Lavoro nero in Maremma: 8 lavoratori irregolari, 5 attività sospese e 50mila euro di multe | MaremmaOggi Skip to content

Blitz dei carabinieri in Maremma: otto lavoratori in nero, sospese cinque attività

Carabinieri del Nucleo Ispettorato del Lavoro in azione tra bar, ristoranti e aziende boschive della provincia. Due lavoratori erano senza permesso di soggiorno, sanzioni per oltre 50mila euro
I controlli dei carabinieri

GROSSETO. Otto lavoratori in nero, due dei quali privi del permesso di soggiorno, cinque imprenditori denunciati e cinque attività sospese. È il bilancio dell’ultima campagna di controlli effettuata dai carabinieri del Nucleo ispettorato del lavoro di Grosseto, impegnati nel contrasto al lavoro sommerso e nella verifica del rispetto delle norme sulla sicurezza nei luoghi di lavoro.

Le ispezioni, svolte nell’ultimo mese con il supporto delle stazioni dei carabinieri e dei nuclei carabinieri forestali della provincia, hanno interessato 12 attività tra pubblici esercizi e aziende agricole, con particolare attenzione a bar, ristoranti e cantieri di taglio boschivo.

Otto lavoratori in nero su cinquanta controllati

Nel corso delle verifiche sono stati identificati 50 lavoratori.
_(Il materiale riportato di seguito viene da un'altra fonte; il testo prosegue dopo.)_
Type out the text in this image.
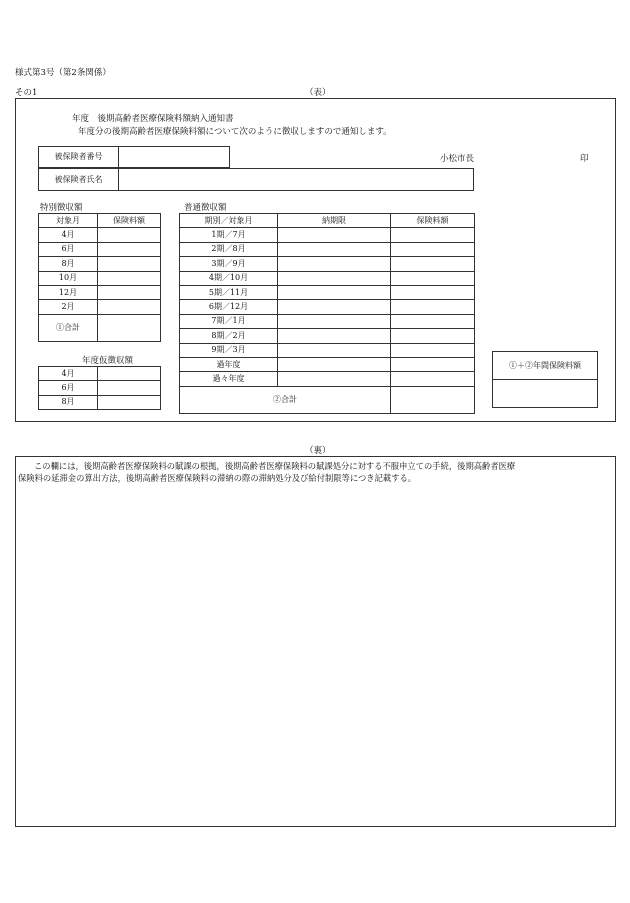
様式第3号（第2条関係）
その1	（表）
年度　後期高齢者医療保険料額納入通知書
年度分の後期高齢者医療保険料額について次のように徴収しますので通知します。
被保険者番号	
被保険者氏名	
小松市長	印
特別徴収額
対象月	保険料額
4月	
6月	
8月	
10月	
12月	
2月	
①合計	
年度仮徴収額
4月	
6月	
8月	
普通徴収額
期別／対象月	納期限	保険料額
1期／7月		
2期／8月		
3期／9月		
4期／10月		
5期／11月		
6期／12月		
7期／1月		
8期／2月		
9期／3月		
過年度		
過々年度		
②合計		
①＋②年間保険料額

（裏）
この欄には，後期高齢者医療保険料の賦課の根拠，後期高齢者医療保険料の賦課処分に対する不服申立ての手続，後期高齢者医療
保険料の延滞金の算出方法，後期高齢者医療保険料の滞納の際の滞納処分及び給付制限等につき記載する。
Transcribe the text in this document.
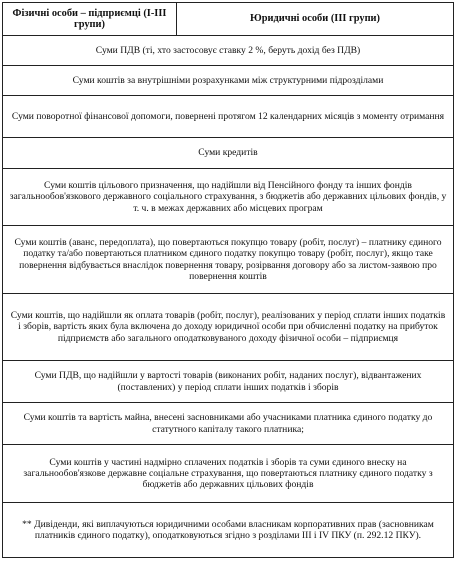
Фізичні особи – підприємці (І-ІІІ групи)	Юридичні особи (ІІІ групи)
Суми ПДВ (ті, хто застосовує ставку 2 %, беруть дохід без ПДВ)
Суми коштів за внутрішніми розрахунками між структурними підрозділами
Суми поворотної фінансової допомоги, повернені протягом 12 календарних місяців з моменту отримання
Суми кредитів
Суми коштів цільового призначення, що надійшли від Пенсійного фонду та інших фондів загальнообов'язкового державного соціального страхування, з бюджетів або державних цільових фондів, у т. ч. в межах державних або місцевих програм
Суми коштів (аванс, передоплата), що повертаються покупцю товару (робіт, послуг) – платнику єдиного податку та/або повертаються платником єдиного податку покупцю товару (робіт, послуг), якщо таке повернення відбувається внаслідок повернення товару, розірвання договору або за листом-заявою про повернення коштів
Суми коштів, що надійшли як оплата товарів (робіт, послуг), реалізованих у період сплати інших податків і зборів, вартість яких була включена до доходу юридичної особи при обчисленні податку на прибуток підприємств або загального оподатковуваного доходу фізичної особи – підприємця
Суми ПДВ, що надійшли у вартості товарів (виконаних робіт, наданих послуг), відвантажених (поставлених) у період сплати інших податків і зборів
Суми коштів та вартість майна, внесені засновниками або учасниками платника єдиного податку до статутного капіталу такого платника;
Суми коштів у частині надмірно сплачених податків і зборів та суми єдиного внеску на загальнообов'язкове державне соціальне страхування, що повертаються платнику єдиного податку з бюджетів або державних цільових фондів
** Дивіденди, які виплачуються юридичними особами власникам корпоративних прав (засновникам платників єдиного податку), оподатковуються згідно з розділами ІІІ і IV ПКУ (п. 292.12 ПКУ).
Di questi, otto sono risultati impiegati in nero, mentre due erano cittadini stranieri privi del previsto permesso di soggiorno per motivi di lavoro.

Una situazione che ha portato alla sospensione di quattro attività per l’impiego di personale irregolare e al deferimento dei titolari coinvolti.

I controlli tra Grosseto e Amiata

Uno degli episodi più gravi è stato riscontrato in un bar del capoluogo, controllato insieme ai militari della stazione di Campagnatico. Qui i carabinieri hanno trovato al lavoro un cittadino straniero assunto in nero e senza permesso di soggiorno.

Una situazione analoga è emersa anche in un’azienda amiatina specializzata nel taglio dei boschi, inizialmente controllata dai carabinieri forestali di Santa Fiora. Tra i due operai presenti, uno è risultato impiegato senza contratto e privo dei documenti necessari per lavorare regolarmente in Italia.

Per entrambi i titolari è scattata la denuncia alla procura.

Sicurezza sul lavoro e videosorveglianza irregolare

Le ispezioni hanno fatto emergere anche numerose violazioni delle norme a tutela della salute e della sicurezza dei lavoratori.

In tre attività situate tra località montane e costiere della provincia, i militari hanno accertato la mancata formazione obbligatoria del personale e l’assenza del Documento di valutazione dei rischi (Dvr), obbligatorio per ogni azienda.

Per una di queste attività è stata disposta la sospensione per gravi violazioni in materia di sicurezza, provvedimento poi revocato dopo la regolarizzazione della posizione da parte del titolare.

In un altro bar, invece, è stato scoperto un impianto di videosorveglianza installato senza la necessaria autorizzazione, potenzialmente utilizzabile per controllare a distanza i dipendenti, in violazione delle norme che tutelano la dignità e la riservatezza dei lavoratori.

Anche in questi casi sono scattate le denunce.

Cinque imprenditori denunciati e oltre 50mila euro di sanzioni

Al termine dell’attività ispettiva, il bilancio parla di:

  • 12 attività controllate;
  • 50 lavoratori identificati;
  • 8 lavoratori in nero, di cui 2 senza permesso di soggiorno;
  • 5 attività sospese, quattro per lavoro nero e una per gravi violazioni della sicurezza;
  • 5 imprenditori denunciati alla Procura della Repubblica di Grosseto;
  • oltre 50mila euro tra sanzioni amministrative e ammende.

I controlli continueranno in tutta la provincia

L’attività dei carabinieri rientra nel piano di contrasto allo sfruttamento del lavoro irregolare e punta a garantire il rispetto delle norme sulla sicurezza, sulla regolarità dei rapporti di lavoro e sulla tutela dei diritti dei dipendenti.

I controlli, fanno sapere dall’Arma, proseguiranno nelle prossime settimane in tutta la provincia di Grosseto, sotto il coordinamento dell’Ispettorato territoriale del lavoro e in collaborazione con le Stazioni dei carabinieri e gli altri enti competenti.